“Certos
espíritos podem ser atraídos por coisas materiais; podem sê-lo por certos
lugares, que podem escolher como domicílio até que cessem as razões que o
levaram a isto.”
Allan Kardek
Numa noite de sábado em 1995, o casal de
amigos Estevão e Vera (nomes fictícios) seguia rumo á uma exposição
agropecuária na cidade de Mar de Espanha (MG), num Chevrolet Caravan. Fazia muito
frio com nevoeiro e chuviscava. Vera guiava com cuidado e iam conversando
amenidades quando Estevão brincou: - E se entrasse uma mulher na frente do
carro agora, o que você faria? – eles riram e repentinamente um vulto branco
saiu da mata ao largo da estrada e se colocou no meio da via obrigando Vera a
pisar no freio com toda força para não atropelar a estranha mulher de vestido
branco, molhada de chuva e com cabelos longos até a cintura. Os dois se
assustaram e ficaram ainda mais quando a mulher aproximou da frente do carro e
começou a socar o capô com força, gritando palavras incompreensíveis. Estevão
falou á Vera que engatasse a marcha ré para saírem dali, mas apavorada ela deixou
o carro morrer. Então a mulher andou até a porta do motorista e começou a socar
o vidro com força enquanto gritava: - Me deixa entrar, me deixa entrar! - mas
eles não conseguiam ver sua face porque o vidro estava embaçado. Ela gritava e
sacudia o carro, mas mesmo em pânico Vera conseguiu ligar o motor e saíram em
disparada pela estrada deixando a estranha figura para trás.
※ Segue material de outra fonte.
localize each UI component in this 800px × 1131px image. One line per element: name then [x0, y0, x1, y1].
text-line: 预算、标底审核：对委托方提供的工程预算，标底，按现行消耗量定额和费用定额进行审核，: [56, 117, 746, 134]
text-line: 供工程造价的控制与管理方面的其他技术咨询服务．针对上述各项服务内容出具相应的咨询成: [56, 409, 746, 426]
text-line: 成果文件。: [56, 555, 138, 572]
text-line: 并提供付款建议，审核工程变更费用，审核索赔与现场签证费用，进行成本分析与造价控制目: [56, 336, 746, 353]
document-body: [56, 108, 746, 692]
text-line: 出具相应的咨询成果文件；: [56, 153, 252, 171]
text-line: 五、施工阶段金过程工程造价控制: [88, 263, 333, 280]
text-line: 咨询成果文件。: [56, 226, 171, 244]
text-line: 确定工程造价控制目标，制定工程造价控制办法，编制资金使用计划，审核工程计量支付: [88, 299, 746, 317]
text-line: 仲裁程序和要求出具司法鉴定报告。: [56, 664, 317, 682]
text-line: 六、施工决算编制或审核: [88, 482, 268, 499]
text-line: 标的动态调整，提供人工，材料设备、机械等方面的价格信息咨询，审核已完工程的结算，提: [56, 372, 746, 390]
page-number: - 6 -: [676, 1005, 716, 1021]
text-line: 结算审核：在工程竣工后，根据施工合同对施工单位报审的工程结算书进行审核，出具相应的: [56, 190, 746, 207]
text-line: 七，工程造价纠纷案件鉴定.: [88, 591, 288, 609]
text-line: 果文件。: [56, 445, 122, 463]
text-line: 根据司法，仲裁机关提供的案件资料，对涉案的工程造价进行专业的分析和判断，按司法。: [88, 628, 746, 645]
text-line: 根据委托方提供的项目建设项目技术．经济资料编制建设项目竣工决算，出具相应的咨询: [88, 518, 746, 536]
Numa madrugada de junho, em 1976, um
português de nome Vilarinho acompanhado de sua esposa acabava de iniciar a subida
da serra depois de Duque de Caxias (RJ) rumo á cidade de Juiz de Fora (MG) num
Volkswagen Variant. Naquela época ainda não havia a BR-040 e a antiga Estrada
União Indústria era de mão dupla obrigando-os a seguirem em baixa velocidade,
ainda mais com nevoeiro. A viagem correu tranquila até que de repente surgiu um
carro preto adiante no meio da névoa. Vilarinho estranhou porque ele parecia ter
acessado a rodovia pela encosta á esquerda, coberta de mato, mas sua esposa
afirmou que devia haver alguma estradinha que passou despercebida. Ele deu de
ombros e continuou a viagem olhando o que lhe pareceu ser um velho carro
americano, tão sujo que não era possível ler a placa e aparentemente tinha
apenas o motorista. Aquilo lhe deu um pouco de aflição, então decidiu
ultrapassá-lo, mas quando acelerou, ele acelerou também quase desparecendo no
nevoeiro. Vilarinho desistiu, pois não achava seguro correr naquelas condições;
mas logo o carro preto diminuiu a marcha, tornando a se aproximar. O português
tentou ultrapassá-lo mais duas vezes e acontecia a mesma coisa, até que um
ônibus surgiu por trás, buzinando e com seta piscando à esquerda indicando
ultrapassagem. Ele manteve-se á direita para que o ônibus o ultrapassasse e
certamente ao carro preto também. O ônibus ultrapassou e buscou a pista da direita
de modo tão abrupto que fatalmente abalroaria o carro logo á frente. Assustado
Vilarinho diminuiu a marcha ante a eminência do acidente, só que não aconteceu
nada e as lanternas traseiras do ônibus da viação Util sumiram nas curvas da
estrada.
- Não bateu, como assim? – se
perguntaram, pois não viram qualquer indício de acidente ao largo da pista. Mais
adiante havia um restaurante chamado Piabanha
onde os coletivos da viação Util faziam parada. Os portugueses pararam e
reconheceram o ônibus da ultrapassagem; então se aproximaram do motorista perguntando
sobre o veículo que seguia adiante da sua Variant.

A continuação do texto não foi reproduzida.